Monday, July 29, 2019

San Diego: seven sea lions; a round the world boat


        I cleared the port pipe berth and slithered aft this morning.  I found to remove only the outboard mount for the Avon dinghy, a backup manual bilge pump which had no hoses, and a corroded folding cart.  
        I have now gone through GANNET bow to stern and she is much less cluttered and better organized.
        I have bought new towels and new stowage containers and waterproof bags.  The little boat is as clean and as mold free as she was 30,000 miles ago.
        I do not like to live in squalor, yet sometimes during a voyage I must.  I am very glad to have imposed order on chaos and slowed entropy.
        Later in the morning I Ubered to West Marine and spent a totally boring $240 on a replacement PortaPotti, a flotation cushion, dry bags, life jackets, and a replacement backup bilge pump.
       
        In the afternoon I rowed around Quivira Basin.
        Seven sea lions were clustered together at one end of the bait barge tanks almost sinking it.  
        One was a big male.  Six sleek smaller females sprawled around him.  Two more sea lions were on the big yellow float at the end of the line of bait tanks and two more swimming nearby.  This is the most sea lions I have seen.
        Quivira Basin is a sea lion paradise.
        Ample food.  No predators.  A protected species that we the greatest predator cannot harm and I am sure they sense this.  The bait barge and floats and the swimming platforms of boats to sun and sleep upon.  Without dying they have gone to sea lion heaven.
        Sea lions are amusing, but I am not impressed with them.  They lack grandeur and ambition.  

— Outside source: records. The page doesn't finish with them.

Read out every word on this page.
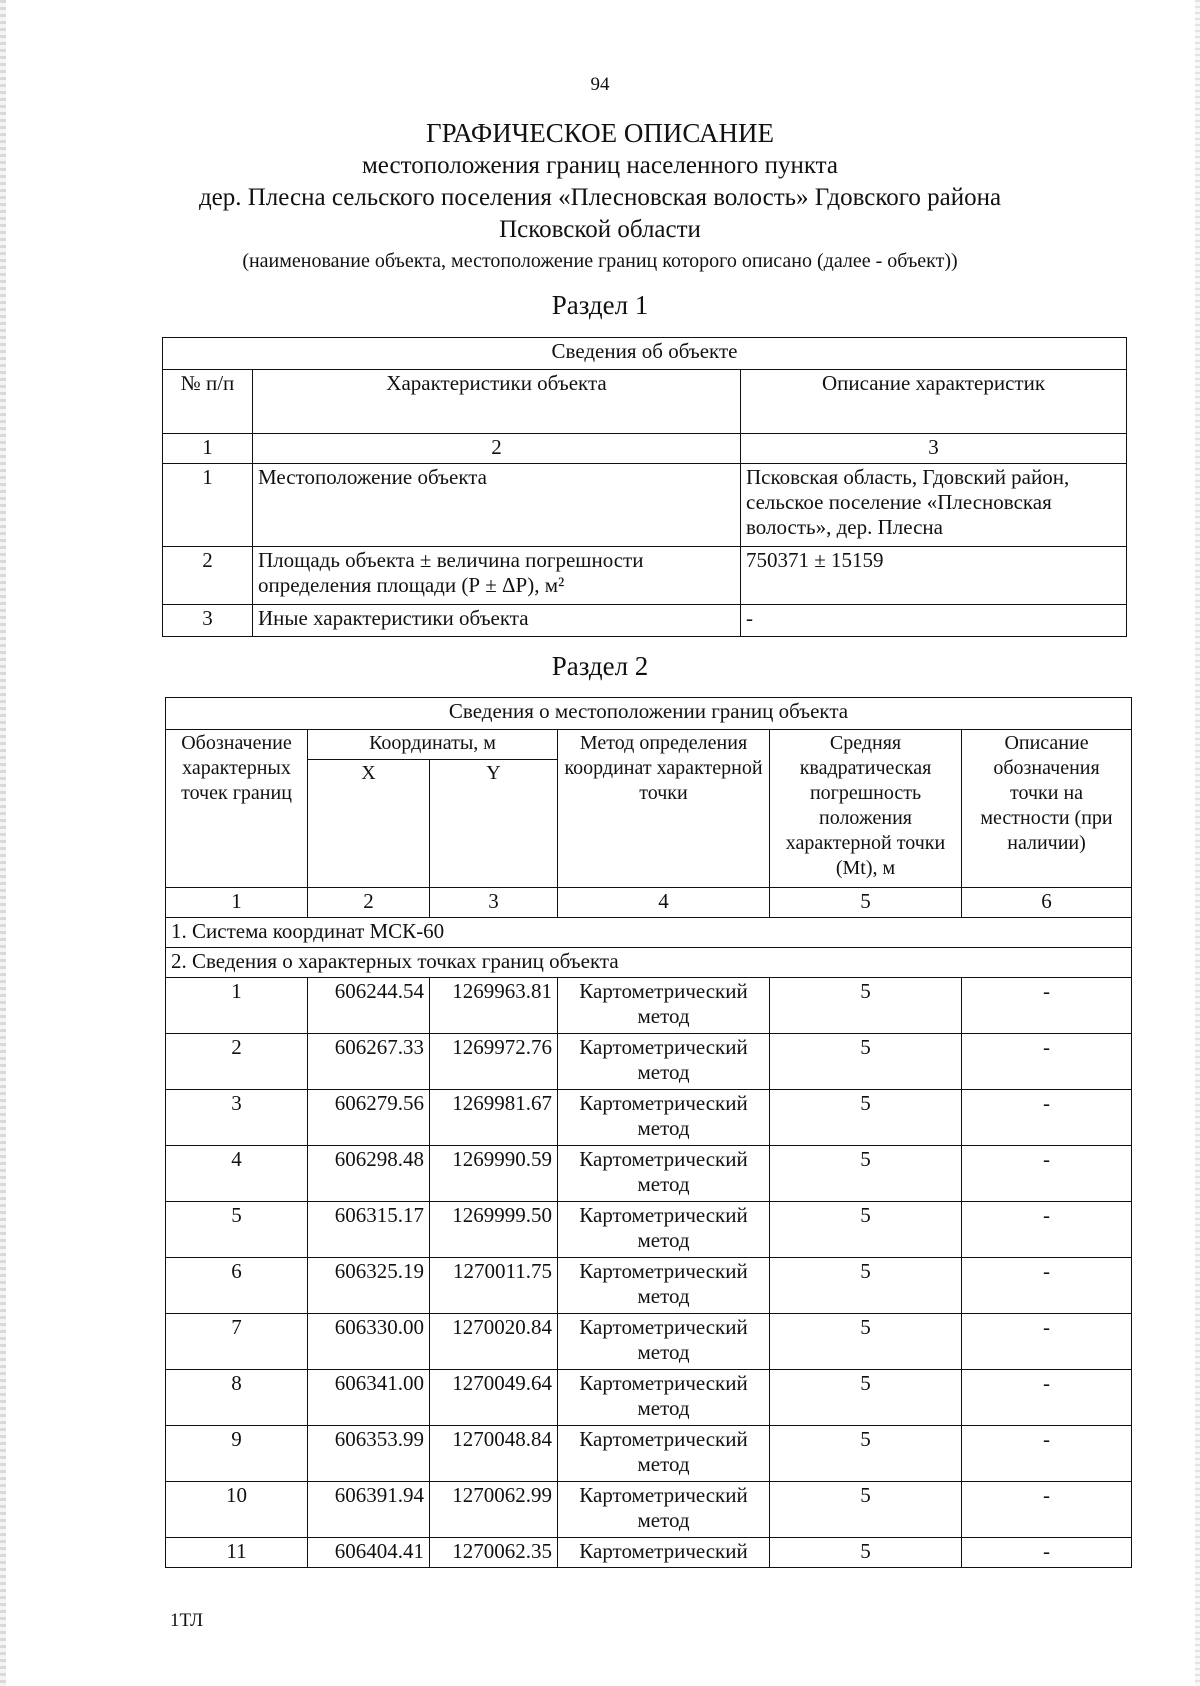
94
ГРАФИЧЕСКОЕ ОПИСАНИЕ
местоположения границ населенного пункта
дер. Плесна сельского поселения «Плесновская волость» Гдовского района
Псковской области
(наименование объекта, местоположение границ которого описано (далее - объект))
Раздел 1
Сведения об объекте		
№ п/п	Характеристики объекта	Описание характеристик
1	2	3
1	Местоположение объекта	Псковская область, Гдовский район, сельское поселение «Плесновская волость», дер. Плесна
2	Площадь объекта ± величина погрешности определения площади (Р ± ΔР), м²	750371 ± 15159
3	Иные характеристики объекта	-
Раздел 2
Сведения о местоположении границ объекта					
Обозначение характерных точек границ	Координаты, м		Метод определения координат характерной точки	Средняя квадратическая погрешность положения характерной точки (Mt), м	Описание обозначения точки на местности (при наличии)
	X	Y			
1	2	3	4	5	6
1. Система координат МСК-60					
2. Сведения о характерных точках границ объекта					
1	606244.54	1269963.81	Картометрический метод	5	-
2	606267.33	1269972.76	Картометрический метод	5	-
3	606279.56	1269981.67	Картометрический метод	5	-
4	606298.48	1269990.59	Картометрический метод	5	-
5	606315.17	1269999.50	Картометрический метод	5	-
6	606325.19	1270011.75	Картометрический метод	5	-
7	606330.00	1270020.84	Картометрический метод	5	-
8	606341.00	1270049.64	Картометрический метод	5	-
9	606353.99	1270048.84	Картометрический метод	5	-
10	606391.94	1270062.99	Картометрический метод	5	-
11	606404.41	1270062.35	Картометрический	5	-
1ТЛ
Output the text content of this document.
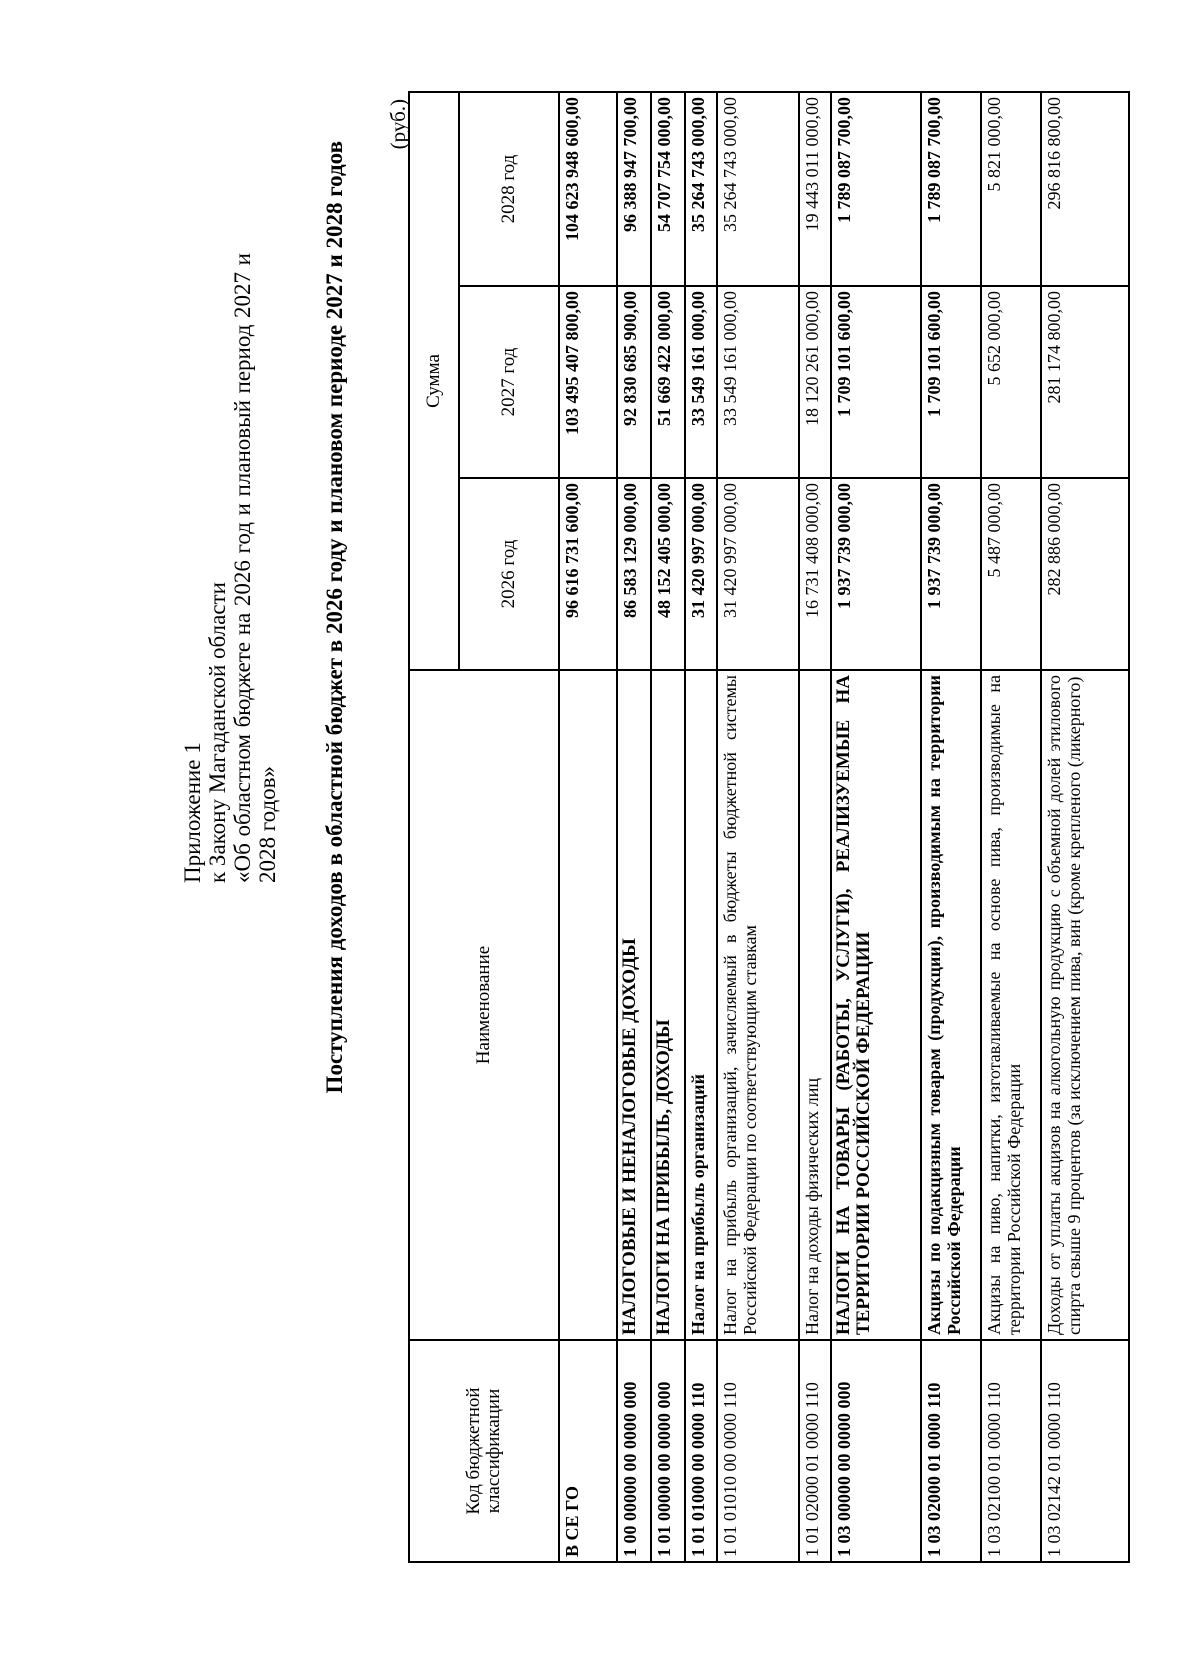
Приложение 1 к Закону Магаданской области «Об областном бюджете на 2026 год и плановый период 2027 и 2028 годов» Поступления доходов в областной бюджет в 2026 году и плановом периоде 2027 и 2028 годов
(руб.)
Код бюджетной классификации	Наименование	Сумма		
		2026 год	2027 год	2028 год
В СЕ ГО		96 616 731 600,00	103 495 407 800,00	104 623 948 600,00
1 00 00000 00 0000 000	НАЛОГОВЫЕ И НЕНАЛОГОВЫЕ ДОХОДЫ	86 583 129 000,00	92 830 685 900,00	96 388 947 700,00
1 01 00000 00 0000 000	НАЛОГИ НА ПРИБЫЛЬ, ДОХОДЫ	48 152 405 000,00	51 669 422 000,00	54 707 754 000,00
1 01 01000 00 0000 110	Налог на прибыль организаций	31 420 997 000,00	33 549 161 000,00	35 264 743 000,00
1 01 01010 00 0000 110	Налог на прибыль организаций, зачисляемый в бюджеты бюджетной системы Российской Федерации по соответствующим ставкам	31 420 997 000,00	33 549 161 000,00	35 264 743 000,00
1 01 02000 01 0000 110	Налог на доходы физических лиц	16 731 408 000,00	18 120 261 000,00	19 443 011 000,00
1 03 00000 00 0000 000	НАЛОГИ НА ТОВАРЫ (РАБОТЫ, УСЛУГИ), РЕАЛИЗУЕМЫЕ НА ТЕРРИТОРИИ РОССИЙСКОЙ ФЕДЕРАЦИИ	1 937 739 000,00	1 709 101 600,00	1 789 087 700,00
1 03 02000 01 0000 110	Акцизы по подакцизным товарам (продукции), производимым на территории Российской Федерации	1 937 739 000,00	1 709 101 600,00	1 789 087 700,00
1 03 02100 01 0000 110	Акцизы на пиво, напитки, изготавливаемые на основе пива, производимые на территории Российской Федерации	5 487 000,00	5 652 000,00	5 821 000,00
1 03 02142 01 0000 110	Доходы от уплаты акцизов на алкогольную продукцию с объемной долей этилового спирта свыше 9 процентов (за исключением пива, вин (кроме крепленого (ликерного)	282 886 000,00	281 174 800,00	296 816 800,00
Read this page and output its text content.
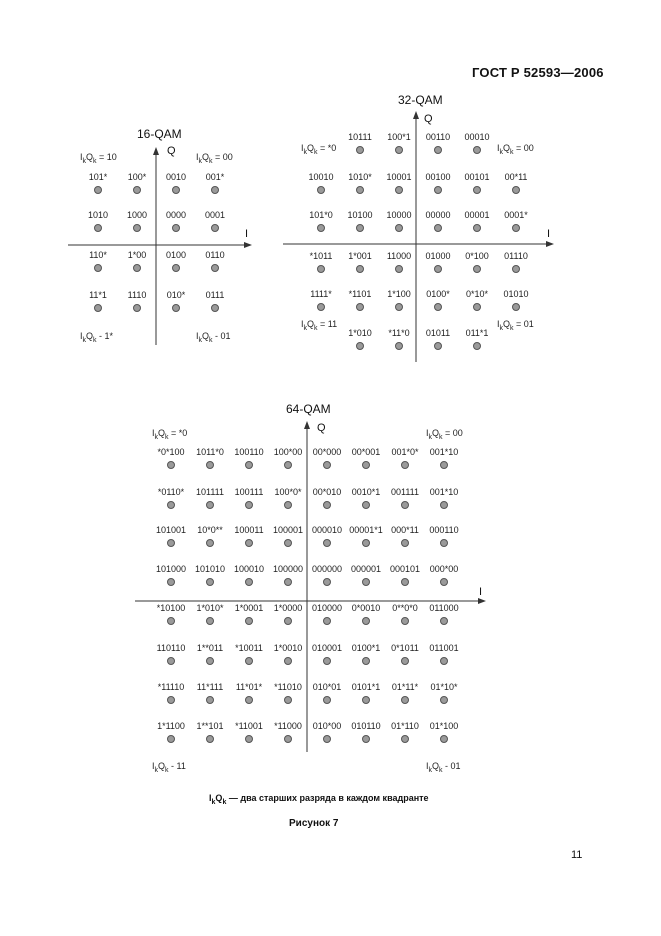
ГОСТ Р 52593—2006
16-QAM
Q
I
101* 100* 0010 001*
1010 1000 0000 0001
110* 1*00 0100 0110
11*1 1110 010* 0111
$I_kQ_k = 10$	$I_kQ_k = 00$
$I_kQ_k - 1*$	$I_kQ_k - 01$
32-QAM
Q
I
10111 100*1 00110 00010
10010 1010* 10001 00100 00101 00*11
101*0 10100 10000 00000 00001 0001*
*1011 1*001 11000 01000 0*100 01110
1111* *1101 1*100 0100* 0*10* 01010
1*010 *11*0 01011 011*1
$I_kQ_k = *0$	$I_kQ_k = 00$
$I_kQ_k = 11$	$I_kQ_k = 01$
64-QAM
Q
I
*0*100 1011*0 100110 100*00 00*000 00*001 001*0* 001*10
*0110* 101111 100111 100*0* 00*010 0010*1 001111 001*10
101001 10*0** 100011 100001 000010 00001*1 000*11 000110
101000 101010 100010 100000 000000 000001 000101 000*00
*10100 1*010* 1*0001 1*0000 010000 0*0010 0**0*0 011000
110110 1**011 *10011 1*0010 010001 0100*1 0*1011 011001
*11110 11*111 11*01* *11010 010*01 0101*1 01*11* 01*10*
1*1100 1**101 *11001 *11000 010*00 010110 01*110 01*100
$I_kQ_k = *0$	$I_kQ_k = 00$
$I_kQ_k - 11$	$I_kQ_k - 01$
$I_kQ_k$ — два старших разряда в каждом квадранте
Рисунок 7
11
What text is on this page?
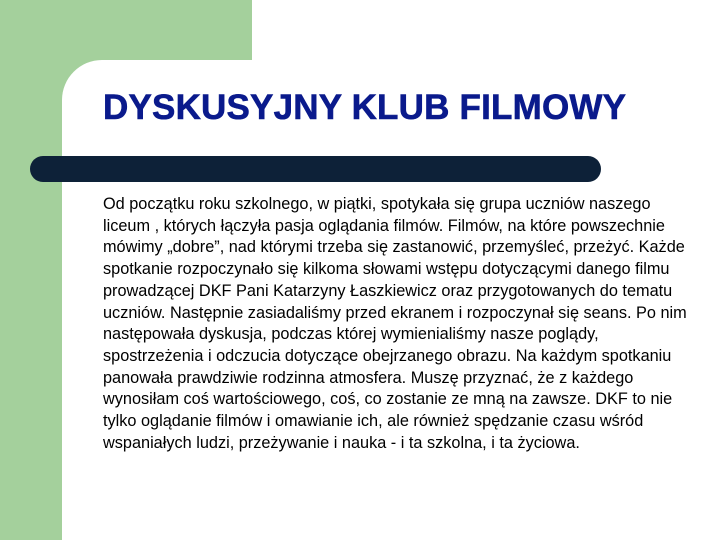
DYSKUSYJNY KLUB FILMOWY

Od początku roku szkolnego, w piątki, spotykała się grupa uczniów naszego liceum , których łączyła pasja oglądania filmów. Filmów, na które powszechnie mówimy „dobre”, nad którymi trzeba się zastanowić, przemyśleć, przeżyć. Każde spotkanie rozpoczynało się kilkoma słowami wstępu dotyczącymi danego filmu prowadzącej DKF Pani Katarzyny Łaszkiewicz oraz przygotowanych do tematu uczniów. Następnie zasiadaliśmy przed ekranem i rozpoczynał się seans. Po nim następowała dyskusja, podczas której wymienialiśmy nasze poglądy, spostrzeżenia i odczucia dotyczące obejrzanego obrazu. Na każdym spotkaniu panowała prawdziwie rodzinna atmosfera. Muszę przyznać, że z każdego wynosiłam coś wartościowego, coś, co zostanie ze mną na zawsze. DKF to nie tylko oglądanie filmów i omawianie ich, ale również spędzanie czasu wśród wspaniałych ludzi, przeżywanie i nauka - i ta szkolna, i ta życiowa.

        While the Avon was in the water I scrubbed GANNET’s waterline.
        There was only slime and some weed.
        The antifouling is Pettit’s Vivid white.  It seems to me that they have made it harder and stronger.

        Tomorrow I will do laundry.
        On Tuesday I will have lunch with a friend.
        On Wednesday I will go for a sail and probably anchor for the night at Mariner’s Cove off South Mission Beach.

        Late this afternoon I was in the Great Cabin when kayakers came by.
        One, looking past GANNET, said, “That ODYSSEUS is a world rounding boat.  Look at that mast and cutter rig.”
        It never occurred to him that he was looking at the wrong boat.